Azure Synapse Proof-of-Concept

Introduction
Purpose
Prerequisites
Deployment
Post Deployment

Introduction

This template deploys necessary resources to run an Azure Synapse Proof-of-Concept. Following resources are deployed with this template along with some RBAC role assignments:

An Azure Synapse Workspace with batch data pipeline and other required resources
An Azure Synapse SQL Pool
An optional Apache Spark Pool
Azure Data Lake Storage Gen2 account
A new File System inside the Storage Account to be used by Azure Synapse
A Logic App to Pause the SQL Pool at defined schedule
A Logic App to Resume the SQL Pool at defined schedule
A key vault to store the secrets

The data pipeline inside the Synapse Workspace gets Newyork Taxi trip and fare data, joins them and perform aggregations on them to give the final aggregated results. Other resources include datasets, linked services and dataflows. All resources are completely parameterized and all the secrets are stored in the key vault. These secrets are fetched inside the linked services using key vault linked service. The Logic App will check for Active Queries. If there are active queries, it will wait 5 minutes and check again until there are none before pausing

Purpose

This template allows the Administrator to deploy a Proof-of-Concept environment of Azure Synapse Analytics with some pre-set parameters. This allows more time to focus on the Proof-of-Concept at hand and test the service.

Prerequisites

Owner role (otherwise Contributor + User Access Administrator roles) for the Azure Subscription the template being deployed in. This is for creation of a separate Proof-of-Concept Resource Group and to delegate roles necessary for this proof of concept. Refer to this official documentation for RBAC role-assignments.

Deployment

Fork out this github repository into your github account.
Click 'Deploy To Azure' button given below to deploy all the resources.
- Provide the values for:
  - Resource group (create new)
  - Region
  - Company Tla
  - Option (true or false) for Allow All Connections
  - Option (true or false) for Spark Deployment
  - Spark Node Size (Small, Medium, large) if Spark Deployment is set to true
  - Sql Administrator Login
  - Sql Administrator Login Password
  - Sku
  - Option (true or false) for Metadata Sync
  - Frequency
  - Time Zone
  - Resume Time
  - Pause Time
  - Option (Enabled or Disabled) for Transparent Data Encryption
  - Github Username (username for the account where this github repository was forked out into)
- Click 'Review + Create'.
- On successfull validation, click 'Create'.

Post Deployment

Current Azure user needs to have "Storage Blob Data Contributor" role access to recently created Azure Data Lake Storage Gen2 account to avoid 403 type permission errors.
After the deployment is complete, click 'Go to resource group'.
You'll see all the resources deployed in the resource group.
Click on the newly deployed Synapse workspace.
Click on link 'Open' inside the box labelled as 'Open Synapse Studio'.
Click on 'Log into Github' after workspace is opened. Provide your credentials for the github account holding the forked out repository.
After logging in into your github account, click on 'Integrate' icon in the left panel. A blade will appear from right side of the screen.
Make sure that 'main' branch is selected as 'Working branch' and click 'Save'.
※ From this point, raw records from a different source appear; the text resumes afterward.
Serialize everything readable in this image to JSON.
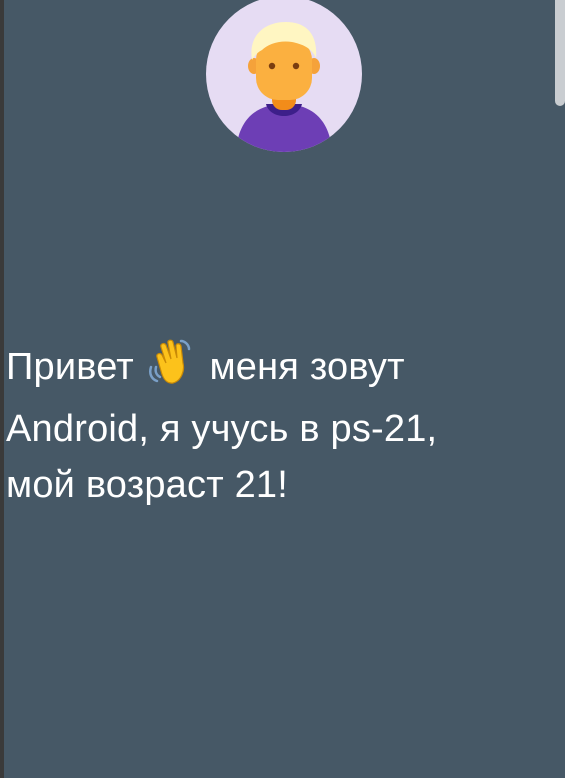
{
  "profile": {
    "avatar_icon": "user-avatar-icon",
    "greeting_before_emoji": "Привет",
    "emoji_icon": "waving-hand-icon",
    "greeting_line1_after_emoji": "меня зовут",
    "greeting_line2": "Android, я учусь в ps-21,",
    "greeting_line3": "мой возраст 21!"
  },
  "colors": {
    "background": "#465866",
    "text": "#ffffff",
    "avatar_bg": "#e6dcf3",
    "hair": "#fff6c2",
    "skin": "#fbb040",
    "shirt": "#6d3eb5"
  }
}
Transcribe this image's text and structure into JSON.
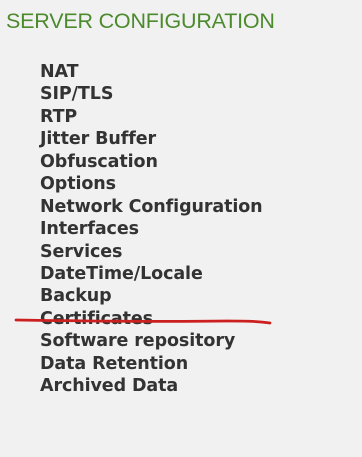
{
  "section": {
    "title": "SERVER CONFIGURATION"
  },
  "menu": {
    "items": [
      {
        "label": "NAT"
      },
      {
        "label": "SIP/TLS"
      },
      {
        "label": "RTP"
      },
      {
        "label": "Jitter Buffer"
      },
      {
        "label": "Obfuscation"
      },
      {
        "label": "Options"
      },
      {
        "label": "Network Configuration"
      },
      {
        "label": "Interfaces"
      },
      {
        "label": "Services"
      },
      {
        "label": "DateTime/Locale"
      },
      {
        "label": "Backup"
      },
      {
        "label": "Certificates"
      },
      {
        "label": "Software repository"
      },
      {
        "label": "Data Retention"
      },
      {
        "label": "Archived Data"
      }
    ]
  },
  "colors": {
    "title": "#4c8a2e",
    "menu_text": "#333333",
    "annotation": "#cc1f1f",
    "background": "#f1f1f1"
  }
}
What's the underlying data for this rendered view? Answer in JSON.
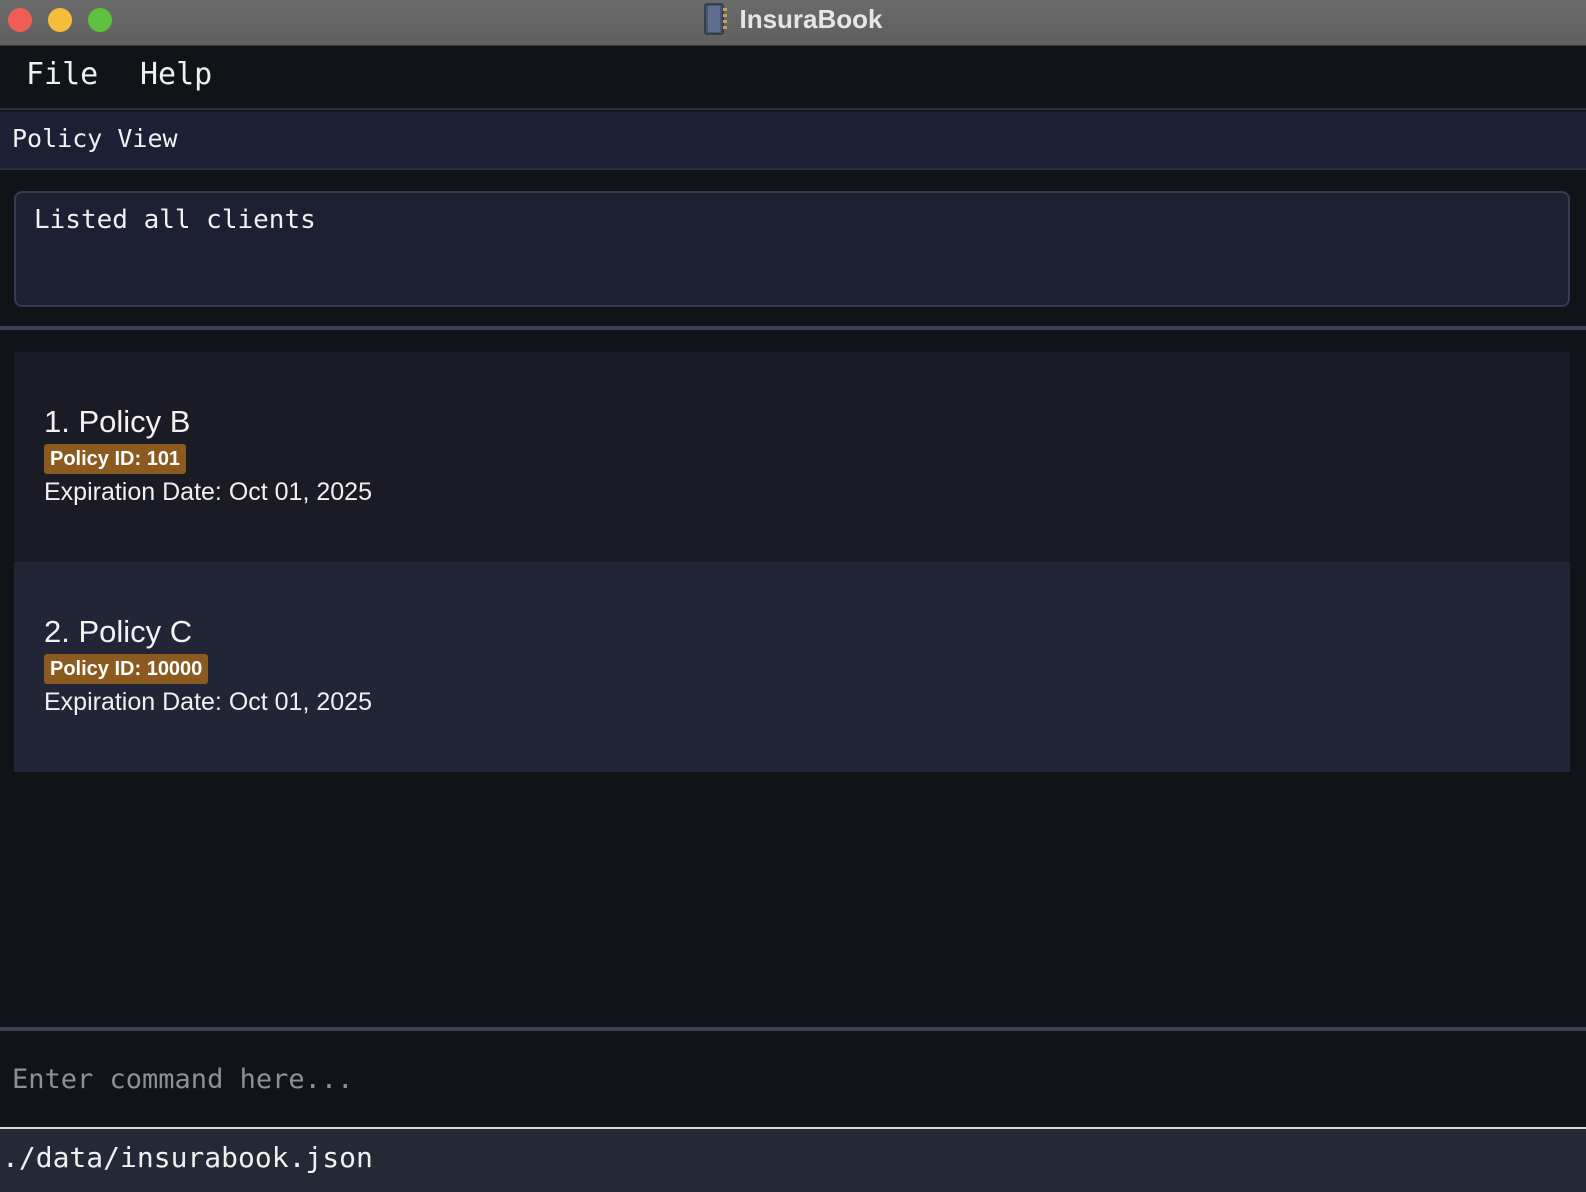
{
  "window": {
    "title": "InsuraBook",
    "icon": "book-icon",
    "controls": [
      "close",
      "minimize",
      "maximize"
    ]
  },
  "menu": {
    "items": [
      {
        "label": "File"
      },
      {
        "label": "Help"
      }
    ]
  },
  "view": {
    "title": "Policy View"
  },
  "result": {
    "message": "Listed all clients"
  },
  "policies": [
    {
      "title": "1. Policy B",
      "badge": "Policy ID: 101",
      "expiry": "Expiration Date: Oct 01, 2025"
    },
    {
      "title": "2. Policy C",
      "badge": "Policy ID: 10000",
      "expiry": "Expiration Date: Oct 01, 2025"
    }
  ],
  "command": {
    "placeholder": "Enter command here..."
  },
  "status": {
    "path": "./data/insurabook.json"
  },
  "colors": {
    "background": "#101418",
    "header": "#1c2034",
    "card_odd": "#1b1b26",
    "card_even": "#222536",
    "badge": "#8a5a1f",
    "status_bar": "#232a36"
  }
}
Now open the pipeline named 'TripFaresDataPipeline'.
Click on 'Parameters' tab at bottom of the window.
Update the parameters' values. You can copy the resources' names from the resource group recently deployed.
Make sure the SQL login username is correct and the workspace name is fully qualified domain name, i.e. workspaceName.database.windows.net

After the parameters are updated, click on 'Commit all'.
After successful commit, click 'Publish'. A blade will appear from right side of the window.
Click 'Ok'.

Once published all the resources will now be available in the live mode.
To switch to the live mode from git mode, click the drop down at top left corner and select 'Switch to live mode'.

Now to trigger the pipeline, click 'Add trigger' at the top panel and click 'Trigger now'.
Confirm the pipeline parameters' values and click 'Ok'.
You can check the pipeline status under 'Pipeline runs' in the 'Monitor' tab on the left panel.

To run the notebook (if spark pool is deployed), click on 'Develop' tab on the left panel.
Now under 'Notebooks' dropdown on left side of screen, click the notebook named 'Data Exploration and ML Modeling - NYC taxi predict using Spark MLlib'.
Click 'Run all' to run the notebook. (It might take a few minutes to start the session)